Friday, May 29, 2015

Radiocarbon dating of organic material dissolved in seawater: How old is it?

The ocean contains far more than salts and living organisms. The next time you take a swim think about the many thousands of diverse dissolved organic molecules (DOM) you are swimming through. DOM is operationally defined as smaller than a bacterial cell (0.1µm). It includes viruses and large (such as DNA) to very small molecules (amino acids and sugars).  The world's ocean mixes every ~1500 years, however the age of DOM is much older (4-6,000 yrs) suggesting many of these molecules are not efficiently removed by bacteria and persist for multiple ocean mixing cycles. In this way, the large DOM reservoir (662 GtC) stores carbon and mediates Earth's climate on immediate to millennial timescales. 

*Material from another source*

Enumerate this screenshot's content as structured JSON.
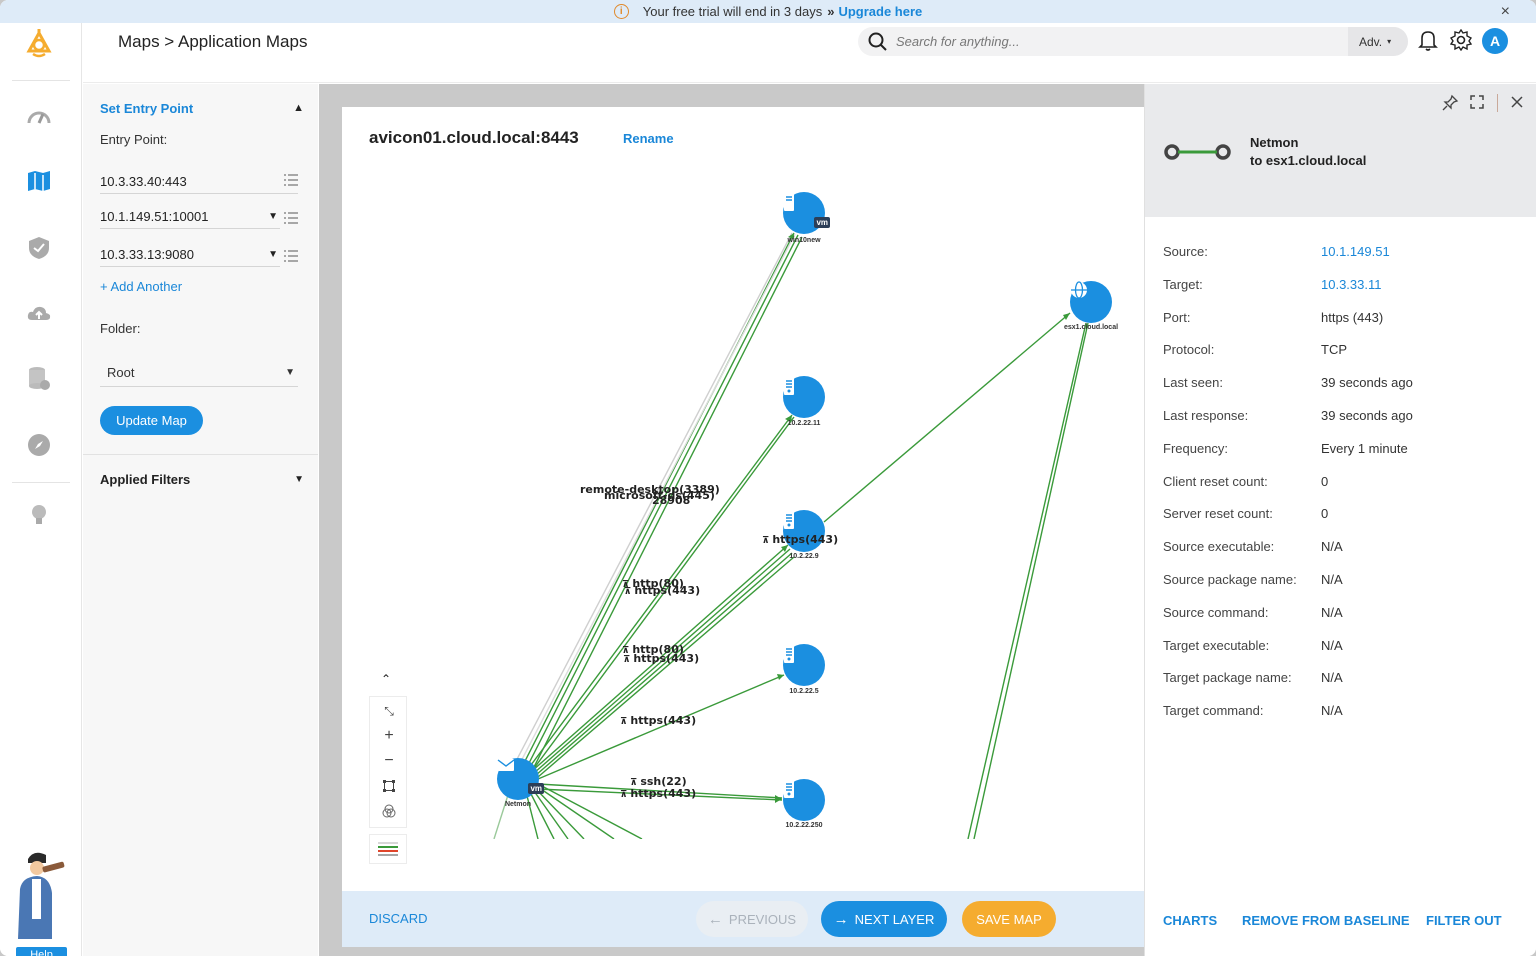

Our group's goal on this cruise is to understand the relative cycling rates of these molecules by determining their radiocarbon (14C) ages . We are particularly interested in determining the sources and cycling of highly-aged DOM components with human-induced inputs, such as combustion products, which we call Black Carbon (BC). We collect filtered seawater from the Niskin bottles at many depths and freeze them on board until we can analyze them back on land at the UC Irvine, Keck Carbon Cycle Accelerator Mass Spectrometer (AMS) Lab.